Further investigation revealed that the whole tensioner unit was cock eyed because the bolt that mounts it had broken off.


Well isnt this nice. I am glad I know a guy with a mill.   So off to my new shop to see about getting this out. Of course there was no good way to grab it in the vise as is. I had to press off the bracket. Once off I tried just unscrewing it from the back side using some VIM pliers. No go didnt want to move. Not ready to jump straight to the mill yet so I pulled out the propane torch and applied heat. Well that did the trick.
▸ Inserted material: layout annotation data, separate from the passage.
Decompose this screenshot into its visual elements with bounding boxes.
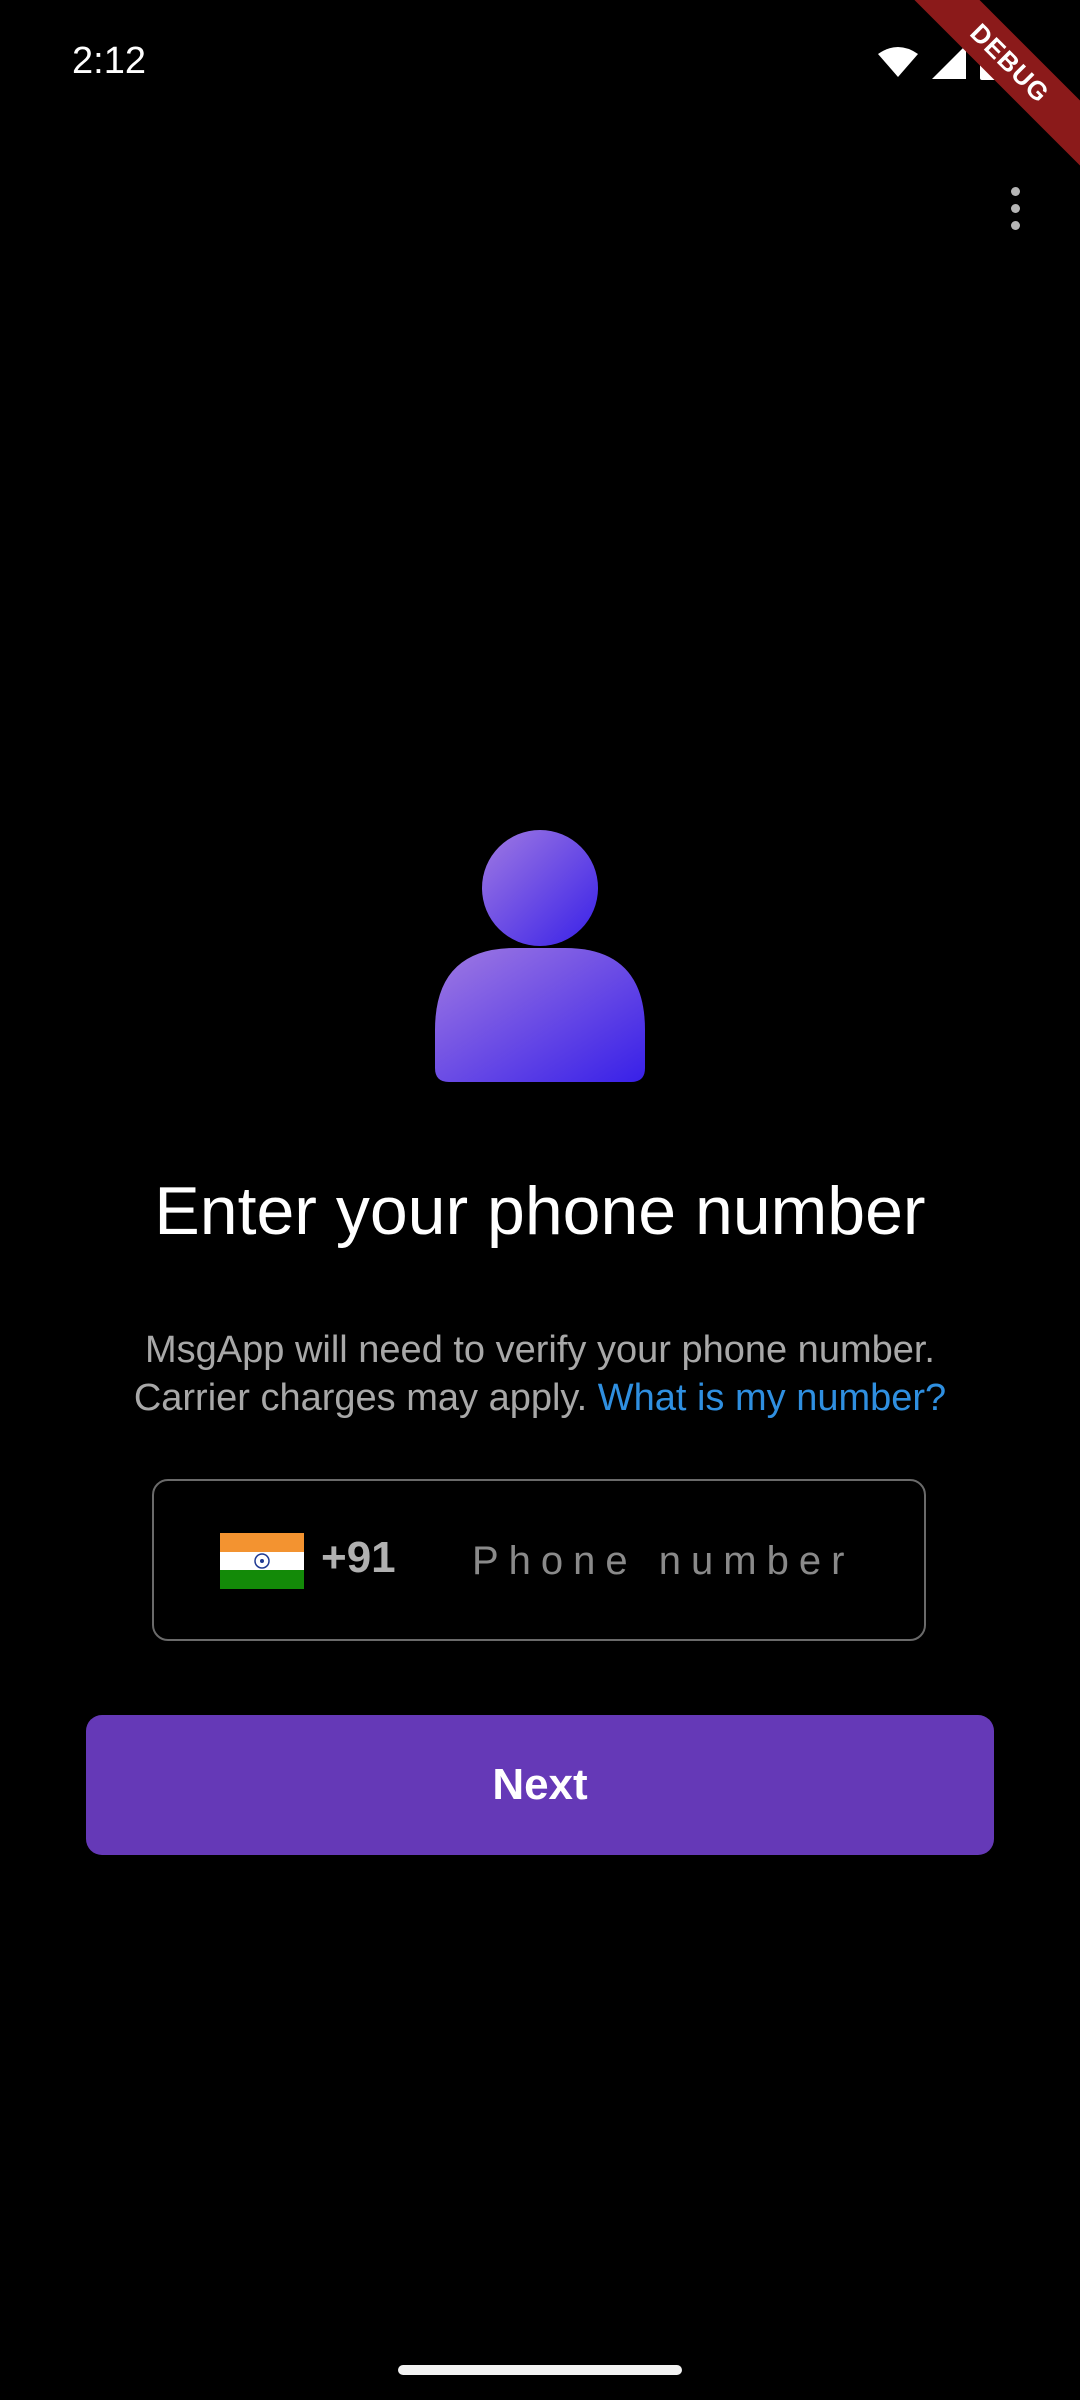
page-title: Enter your phone number	[154, 1173, 926, 1249]
description-line-2: Carrier charges may apply. What is my nu…	[60, 1374, 1020, 1422]
what-is-my-number-link[interactable]: What is my number?	[598, 1377, 946, 1419]
phone-number-input[interactable]	[472, 1531, 892, 1591]
india-flag-icon[interactable]	[220, 1533, 304, 1589]
home-indicator[interactable]	[398, 2365, 682, 2375]
status-time: 2:12	[72, 40, 146, 82]
more-vert-icon[interactable]	[990, 178, 1040, 238]
person-icon	[435, 830, 645, 1082]
phone-number-field[interactable]: +91	[152, 1479, 926, 1641]
description-line-1: MsgApp will need to verify your phone nu…	[145, 1329, 935, 1371]
verification-description: MsgApp will need to verify your phone nu…	[60, 1326, 1020, 1422]
country-dial-code[interactable]: +91	[321, 1533, 396, 1583]
debug-banner: DEBUG	[880, 0, 1080, 200]
next-button[interactable]: Next	[86, 1715, 994, 1855]
debug-banner-label: DEBUG	[894, 0, 1080, 179]
carrier-charges-text: Carrier charges may apply.	[133, 1377, 588, 1419]
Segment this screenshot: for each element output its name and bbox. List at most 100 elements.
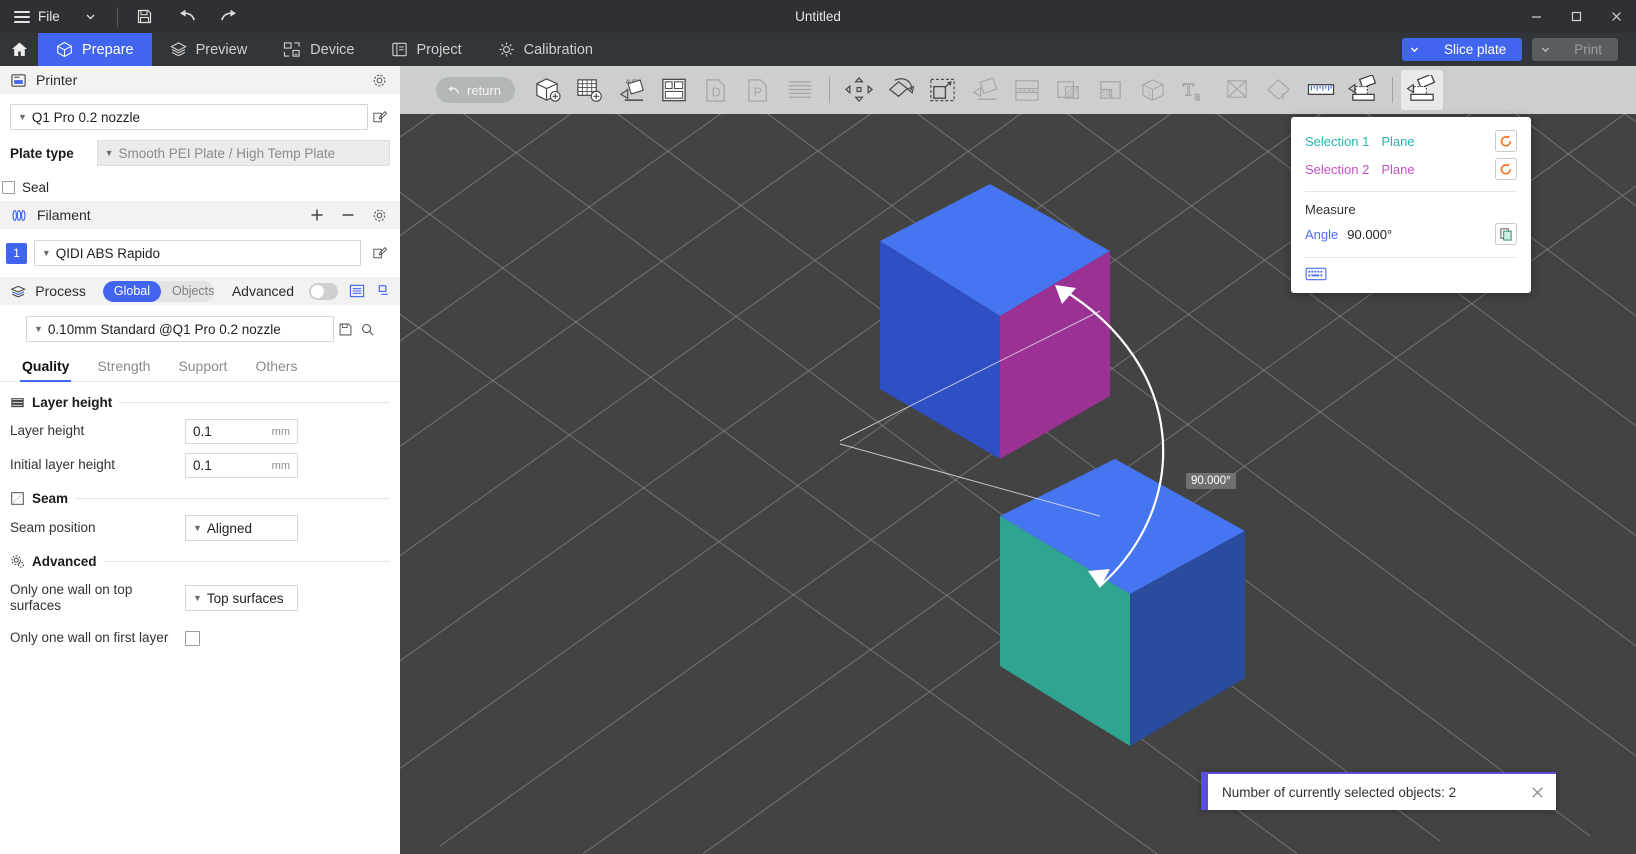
measure-button[interactable] [1401, 70, 1443, 110]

Put in a new M8-125 and I am back in business. Not a real interesting first project for the new shop but you cant always pick them.


----------



## mickri (May 6, 2021)

Sounds like a great first project to me.  You used your shop along with your knowledge and skill to repair an item that you use to maintain your home.  I love these kinds of projects that help me take care of my property.


----------



## kb58 (May 6, 2021)

We're a funny bunch. When something around the house breaks, most people go "oh no", or "time to buy another", but we go "I can fix that", all excited. Some of that may be an effort to prove to a spouse that "all that stuff in the garage" really is good for something, but that's a discussion for another time


----------



## Lo-Fi (May 6, 2021)

Isn't "just being able to fix it in the shop" great, though?


----------



## Aukai (May 6, 2021)

If you remember, Tim the tool man Taylor had a stand up routine with his goofy pig laugh. walked on stage with his fully loaded tool belt, described each item, then looked up, and said(to his wife)   " come on b i t c h, break something."


----------



## NCjeeper (May 6, 2021)

Lo-Fi said:


> Isn't "just being able to fix it in the shop" great, though?


Yes it is.


----------



## ericc (May 6, 2021)

Nice shop.  Nice save.  Is there anything better?


----------



## Just for fun (May 6, 2021)

Good job!   It's always nice when you can repair it yourself!  And in your new shop on top of that.   It beats the heck out of fixing it in the gravel.


----------



## mmcmdl (May 6, 2021)

Had to buy an old Cub because the new zero turn was having issues and went into the shop . First order of business , snap the pto belt .  I'm way behind on the lawns this year and won't catch up until the Zturn returns . Haven't had much time for tools lately .


----------